Domain-wall Quintessence

TL;DR

This paper explores a domain-wall driven dark energy model with intrinsic anisotropy, analyzing its observational signatures and constraints from CMB and supernova data, ultimately finding it tightly limited and subdominant.

Contribution

It introduces a domain-wall dark energy model with anisotropic effects and assesses its viability against current cosmological observations.

Findings

CMB constraints limit domain wall energy density to less than 10^{-5} of critical density.

Combined CMB and SNe Ia data favor an isotropic universe with negligible domain wall contribution.

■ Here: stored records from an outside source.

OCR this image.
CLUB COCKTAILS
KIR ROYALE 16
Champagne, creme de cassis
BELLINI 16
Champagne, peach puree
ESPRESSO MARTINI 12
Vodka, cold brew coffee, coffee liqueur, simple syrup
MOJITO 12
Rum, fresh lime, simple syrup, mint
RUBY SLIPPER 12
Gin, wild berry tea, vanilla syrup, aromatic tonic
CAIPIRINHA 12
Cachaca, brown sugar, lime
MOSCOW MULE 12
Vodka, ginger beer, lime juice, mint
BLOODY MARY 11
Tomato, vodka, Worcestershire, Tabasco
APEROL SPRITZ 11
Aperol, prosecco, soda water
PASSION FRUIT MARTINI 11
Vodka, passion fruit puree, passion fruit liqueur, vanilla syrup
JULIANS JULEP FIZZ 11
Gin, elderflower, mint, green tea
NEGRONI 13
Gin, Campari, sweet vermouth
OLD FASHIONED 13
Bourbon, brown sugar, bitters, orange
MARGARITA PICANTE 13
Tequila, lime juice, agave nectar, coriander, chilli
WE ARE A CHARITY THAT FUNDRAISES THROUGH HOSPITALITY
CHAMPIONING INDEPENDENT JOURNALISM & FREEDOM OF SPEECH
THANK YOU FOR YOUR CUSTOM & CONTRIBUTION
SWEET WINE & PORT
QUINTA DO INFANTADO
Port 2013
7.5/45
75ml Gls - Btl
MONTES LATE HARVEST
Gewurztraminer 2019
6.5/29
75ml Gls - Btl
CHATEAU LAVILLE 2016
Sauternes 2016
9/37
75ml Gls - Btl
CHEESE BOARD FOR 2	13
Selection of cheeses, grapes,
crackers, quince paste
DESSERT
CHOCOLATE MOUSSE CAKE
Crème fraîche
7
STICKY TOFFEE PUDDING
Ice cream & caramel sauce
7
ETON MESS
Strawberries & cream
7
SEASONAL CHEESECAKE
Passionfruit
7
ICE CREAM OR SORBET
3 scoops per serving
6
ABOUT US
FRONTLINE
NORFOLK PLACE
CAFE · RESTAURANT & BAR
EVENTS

The model's anisotropic signatures are strongly constrained, making it a subdominant component in cosmic acceleration.

Abstract

We investigate a dark energy model driven by a planar domain-wall-like structure with a thickness comparable to, or larger than, the current Hubble radius, focusing on its intrinsic anisotropy and observational viability. Near the centre of the domain wall (DW), the spacetime is anisotropic, with distinct expansion rates parallel and perpendicular to the wall. This anisotropic structure induces direction-dependent cosmic expansion and modifies photon geodesics from cosmological sources, leaving characteristic signatures in cosmological observables. We confront the model with recent observational data. We first compute the anisotropic Cosmic Microwave Background (CMB) temperature multipoles generated by the DW and impose constraints from the Planck 2018 measurements. These constraints severely limit the allowed DW abundance, requiring the DW energy density to be less than $\mathcal{O}(10^{-5})$ of the current critical density in order to suppress the quadrupole contributions. We then perform a Markov Chain Monte Carlo (MCMC) analysis using Type Ia supernova (SNe Ia) data, including the Pantheon+ SH0ES and DESY5 samples, to compare the DW scenario with the standard $\Lambda$CDM model. We find that although the DW naturally realises anisotropic accelerated expansion, the combined constraints from the CMB and SNe Ia favour the $\Lambda$CDM limit, in which the DW contribution is negligible, and the universe is effectively isotropic. Our results demonstrate that a Hubble-scale domain wall is tightly constrained by current observations and can only play a subdominant role in the late-time cosmic acceleration.